汉语广播电视新闻语音识别

CASIA OpenIR > 毕业生 > 博士学位论文

	汉语广播电视新闻语音识别
其他题名	TRANSCRIPTION OF CHINESE BROADCAST NEWS OVER RADIO AND TV
	贾磊
	2003-07-01
学位类型	工学博士
中文摘要	目前，以汉语广播电视新闻语音为对象的语音识别技术的研究，对于语音识别的实用化发展具有非常重要的意义。本文针对汉语广播电视新闻语音识别的技术难点，主要进行了以下几个方面广泛而深入的研究。首先：在广播电视新闻语音的连续语音分割方面，本文提出基于检测熵变换趋势的音频特征跳变点检测方法，用来检测连续音频信号中的声学特征发生改变的地方。这种方法是根据一段数据窗内的每一个可能的声学特征跳变点所分割的两段语音信号的熵的变化趋势来确定声学特征跳变点。
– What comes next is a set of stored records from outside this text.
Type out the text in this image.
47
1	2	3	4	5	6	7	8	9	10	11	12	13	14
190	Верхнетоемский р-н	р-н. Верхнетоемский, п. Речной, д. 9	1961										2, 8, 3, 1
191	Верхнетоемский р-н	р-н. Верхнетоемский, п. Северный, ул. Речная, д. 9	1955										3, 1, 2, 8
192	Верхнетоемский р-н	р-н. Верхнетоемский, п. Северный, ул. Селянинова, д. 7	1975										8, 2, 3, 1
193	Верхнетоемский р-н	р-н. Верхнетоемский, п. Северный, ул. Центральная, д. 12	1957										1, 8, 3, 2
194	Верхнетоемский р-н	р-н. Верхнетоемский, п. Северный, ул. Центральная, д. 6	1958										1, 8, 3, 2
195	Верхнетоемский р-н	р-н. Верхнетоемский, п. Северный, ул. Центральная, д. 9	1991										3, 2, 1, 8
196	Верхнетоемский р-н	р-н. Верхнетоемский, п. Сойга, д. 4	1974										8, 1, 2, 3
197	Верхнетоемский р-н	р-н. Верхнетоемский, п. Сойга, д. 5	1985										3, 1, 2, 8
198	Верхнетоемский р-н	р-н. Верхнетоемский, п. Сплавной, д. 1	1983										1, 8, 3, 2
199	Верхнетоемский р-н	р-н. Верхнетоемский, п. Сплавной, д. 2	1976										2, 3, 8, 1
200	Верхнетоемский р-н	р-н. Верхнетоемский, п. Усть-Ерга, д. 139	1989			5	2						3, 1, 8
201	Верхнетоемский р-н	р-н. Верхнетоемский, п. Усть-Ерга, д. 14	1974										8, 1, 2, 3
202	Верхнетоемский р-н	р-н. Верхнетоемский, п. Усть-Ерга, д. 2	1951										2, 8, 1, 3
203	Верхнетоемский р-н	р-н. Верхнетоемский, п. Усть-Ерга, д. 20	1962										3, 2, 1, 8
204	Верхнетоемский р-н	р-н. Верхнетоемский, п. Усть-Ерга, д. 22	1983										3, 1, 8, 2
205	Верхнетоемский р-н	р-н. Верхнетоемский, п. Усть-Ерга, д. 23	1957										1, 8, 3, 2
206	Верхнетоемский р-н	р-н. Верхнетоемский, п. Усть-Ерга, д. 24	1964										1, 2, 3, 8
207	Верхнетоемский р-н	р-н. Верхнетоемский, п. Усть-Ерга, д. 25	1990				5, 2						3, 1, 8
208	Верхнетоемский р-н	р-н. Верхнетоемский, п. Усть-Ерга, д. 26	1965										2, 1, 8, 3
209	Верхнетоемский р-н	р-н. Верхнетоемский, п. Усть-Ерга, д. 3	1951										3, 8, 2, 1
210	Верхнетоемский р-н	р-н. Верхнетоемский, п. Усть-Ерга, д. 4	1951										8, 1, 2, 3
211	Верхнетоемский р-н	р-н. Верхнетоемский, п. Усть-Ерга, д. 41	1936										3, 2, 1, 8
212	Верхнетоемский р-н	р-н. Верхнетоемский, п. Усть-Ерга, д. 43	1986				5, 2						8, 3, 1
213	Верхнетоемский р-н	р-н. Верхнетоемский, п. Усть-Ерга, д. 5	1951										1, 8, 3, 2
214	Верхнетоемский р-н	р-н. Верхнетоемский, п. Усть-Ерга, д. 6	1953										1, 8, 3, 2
相比于国际上通用的基于BIC准则的声学特征跳变点检测方法，本文提出的音频特征跳变点检测方法具有较高的灵敏度和较鲁棒的检测门限，可以较好的适应各种场合的声学特征跳变点的检测。其次：在广播电视新闻语音识别的自适应方面，本文详细分析了国际上通用的各种广播电视新闻识别系统的自适应算法的优点和缺点。特别针对基于自适应回归树的MLLR算法需要依靠先验知识来决定自适应变换类的这一缺点和不足，提出一种基于目标驱动的多层自适应算法。这种自适应算法能够根据自适应数据的似然概率的增加来动态的决定自适应变换类的种类和数目，可以更加充分的利用有限的自适应数据进行自适应，提高系统的识别率。最后：在广播电视新闻的连续语音识别方面，本文基于现有的广播电视新闻的连续语音识别系统在处理相关性特征建模这个问题上的缺点和不足，结合特征层的线性旋转变换和模型层的方差建模技术，提出一种用方差建模技术来实现的共享状态空间旋转变换矩阵的相关特征建模方法。这种方法利用基于状态的旋转变换方法的解相关作用，在变换后的不相关的特征空间上建立高精度的具有对角方差结构的混合高斯模型。同时又利用方差建模技术来进行状态空间变换矩阵的参数共享和参数优化，克服了基于状态的特征旋转变换方法所导致的模型参数数目过多、解码时计算量较大的缺点。在汉语普通话连续语音测试和广播语音的连续语音测试中，本文提出的相关性特征建模方法在增加较少的内存占用量和解码计算量的情况下，能够比采用传统的具有对角方差结构的高斯混合模型的建模方法获得20%的相对误识率的降低。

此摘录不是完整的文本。